Le camp du président français Nicolas Sarkozy entre en campagne électorale avec un discours très dur sur l'immigration, rejetant les ouvertures prônées par la gauche sur le droit de vote des étrangers non-communautaires et jugeant trop généreuse l'immigration légale.

La thématique est martelée à quatre mois de la présidentielle, période généralement propice à la réaffirmation du clivage gauche/droite.

Les socialistes accusent la majorité de braconner à nouveau sur «les terres du Front national (extrême droite)», dont la candidate Marine Le Pen reste créditée de 15 à 20% des intentions de vote. La droite rétorque en mettant en garde contre les risques de communautarisme dans un contexte de grave crise économique.

Lundi, le candidat socialiste à la présidence François Hollande a de nouveau soutenu l'instauration d'un droit de vote pour les étrangers hors Union européenne aux élections locales.

«Sur les 27 pays européens, 19 ont déjà appliqué le droit de vote des étrangers présents depuis un certain nombre d'années» sur leur territoire, a-t-il rappelé, proposant que s'appliquent les «mêmes règles» pour tous les étrangers.

Les ressortissants d'autres pays de l'UE votent en France aux élections municipales depuis 2001, mais ne peuvent être élus maires.

Selon un sondage BVA publié lundi, 61% des Français sont désormais «favorables» au droit de vote des étrangers non européens aux élections locales.

C'est Nicolas Sarkozy, candidat plus que probable à sa propre succession, qui a relancé mercredi la controverse en qualifiant de «hasardeuse» une proposition de loi socialiste sur ce sujet qui doit être examinée le 8 décembre au Sénat, dominé par la gauche.

Gauche et extrême droite avaient aussitôt dénoncé la «versatilité» du président, relevant que l'ancien ministre puis candidat Sarkozy s'était dit en 2001 et 2005 favorable au droit de vote d'un étranger qui «paie des impôts et réside depuis au moins 10 ans en France».

Pendant tout le week-end, les ténors de la droite ont concentré leurs tirs sur le thème de l'immigration, lié à celui de la cohésion nationale.

Le premier ministre François Fillon s'est opposé samedi «de toutes ses forces» au droit de vote des étrangers, estimant qu'il relevait d'une appartenance «pleine à la Nation» et devait donc rester lié à l'obtention de la nationalité.

Le lendemain, le ministre de l'Intérieur Claude Guéant répétait vouloir réduire l'immigration légale et lutter avec détermination contre les éventuelles «fraudes sociales» des étrangers, quelques jours après avoir annoncé une réforme visant à rendre plus difficiles les conditions de l'obtention du droit d'asile en France.

Ce proche de Nicolas Sarkozy s'était déjà distingué en signant cet été une circulaire pour réduire le nombre de métiers ouverts aux étrangers, ainsi que par ses propos jugés stigmatisants sur le lien entre délinquance et communautés rom ou comorienne.

«Les Français, à force d'immigration incontrôlée, ont parfois le sentiment de ne plus être chez eux», avait-il déclaré en mars, alors que l'extrême droite remontait dans les sondages.

Marine Le Pen, qui avait déjà proposé au ministre de devenir adhérent du FN, lui a cette fois dit «merci» pour ses déclarations sur le «trop» d'immigrés en France, qui démontre, selon elle, le laxisme du président en la matière.

Finalement, cette nouvelle passe d'armes pourrait ne pas jouer en faveur de Nicolas Sarkozy.
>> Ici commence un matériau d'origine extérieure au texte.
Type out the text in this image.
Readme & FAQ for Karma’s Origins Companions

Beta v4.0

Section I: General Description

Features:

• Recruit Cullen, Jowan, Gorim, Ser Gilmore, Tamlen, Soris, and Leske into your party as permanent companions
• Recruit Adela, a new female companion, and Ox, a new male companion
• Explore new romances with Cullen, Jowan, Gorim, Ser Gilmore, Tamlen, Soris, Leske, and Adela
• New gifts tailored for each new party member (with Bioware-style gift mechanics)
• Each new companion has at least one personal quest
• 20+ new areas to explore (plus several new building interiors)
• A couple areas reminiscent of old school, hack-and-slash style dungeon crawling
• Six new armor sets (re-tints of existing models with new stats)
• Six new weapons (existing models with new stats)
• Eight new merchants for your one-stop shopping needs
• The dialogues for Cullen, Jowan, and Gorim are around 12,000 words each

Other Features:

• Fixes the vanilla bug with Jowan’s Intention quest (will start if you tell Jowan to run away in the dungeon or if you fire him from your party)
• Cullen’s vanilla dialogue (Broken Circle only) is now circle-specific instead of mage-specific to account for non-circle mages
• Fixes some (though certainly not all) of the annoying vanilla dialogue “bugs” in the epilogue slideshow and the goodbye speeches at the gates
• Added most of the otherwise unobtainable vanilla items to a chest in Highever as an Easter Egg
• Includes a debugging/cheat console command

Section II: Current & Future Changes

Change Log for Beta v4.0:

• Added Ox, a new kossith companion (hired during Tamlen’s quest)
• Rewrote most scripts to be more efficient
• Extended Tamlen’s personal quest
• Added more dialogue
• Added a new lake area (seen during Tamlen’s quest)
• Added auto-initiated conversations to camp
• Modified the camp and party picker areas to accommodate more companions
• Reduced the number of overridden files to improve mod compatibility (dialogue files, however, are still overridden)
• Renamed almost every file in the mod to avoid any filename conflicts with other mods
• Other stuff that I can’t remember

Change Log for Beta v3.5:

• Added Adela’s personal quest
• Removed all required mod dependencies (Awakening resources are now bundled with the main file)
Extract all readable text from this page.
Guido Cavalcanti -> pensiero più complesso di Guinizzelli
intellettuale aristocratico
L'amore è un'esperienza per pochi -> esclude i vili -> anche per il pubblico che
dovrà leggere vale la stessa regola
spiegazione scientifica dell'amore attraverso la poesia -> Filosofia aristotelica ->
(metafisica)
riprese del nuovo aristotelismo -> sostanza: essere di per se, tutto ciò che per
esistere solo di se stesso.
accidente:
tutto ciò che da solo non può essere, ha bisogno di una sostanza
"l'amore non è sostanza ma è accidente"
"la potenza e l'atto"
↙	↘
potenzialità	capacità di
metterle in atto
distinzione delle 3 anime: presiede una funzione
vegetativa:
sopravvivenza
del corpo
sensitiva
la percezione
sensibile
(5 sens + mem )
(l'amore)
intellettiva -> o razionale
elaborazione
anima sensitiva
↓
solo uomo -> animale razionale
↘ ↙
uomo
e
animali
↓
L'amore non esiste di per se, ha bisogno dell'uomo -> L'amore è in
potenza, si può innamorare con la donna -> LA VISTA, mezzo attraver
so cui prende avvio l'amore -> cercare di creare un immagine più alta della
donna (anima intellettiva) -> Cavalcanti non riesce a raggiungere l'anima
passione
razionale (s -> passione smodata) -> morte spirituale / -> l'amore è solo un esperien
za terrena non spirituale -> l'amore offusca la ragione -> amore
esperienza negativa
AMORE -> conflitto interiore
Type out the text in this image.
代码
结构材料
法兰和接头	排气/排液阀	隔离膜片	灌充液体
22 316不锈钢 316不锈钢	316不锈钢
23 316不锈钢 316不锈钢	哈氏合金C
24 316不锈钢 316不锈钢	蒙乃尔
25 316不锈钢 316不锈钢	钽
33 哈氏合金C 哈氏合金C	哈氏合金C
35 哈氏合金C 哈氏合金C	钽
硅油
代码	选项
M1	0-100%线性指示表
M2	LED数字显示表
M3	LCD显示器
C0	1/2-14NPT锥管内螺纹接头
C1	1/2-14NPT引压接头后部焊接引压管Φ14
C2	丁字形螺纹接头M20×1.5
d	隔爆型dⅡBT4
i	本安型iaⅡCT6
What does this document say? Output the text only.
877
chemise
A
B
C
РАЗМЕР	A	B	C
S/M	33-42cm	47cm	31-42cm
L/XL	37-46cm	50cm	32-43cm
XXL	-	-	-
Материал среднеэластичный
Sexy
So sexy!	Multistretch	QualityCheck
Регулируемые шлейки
Gaël Sliman de BVA souligne que le sondage montre que l'acceptation du droit de vote des étrangers «a fortement progressé» ces dernières années (+6 points depuis 2010), «tout particulièrement» à droite (+15 points).

Pour le sondeur, c'est «sans doute là le principal problème pour Nicolas Sarkozy», car «ce sujet est l'un des rares permettant à toute la gauche de se fédérer tout en divisant la droite».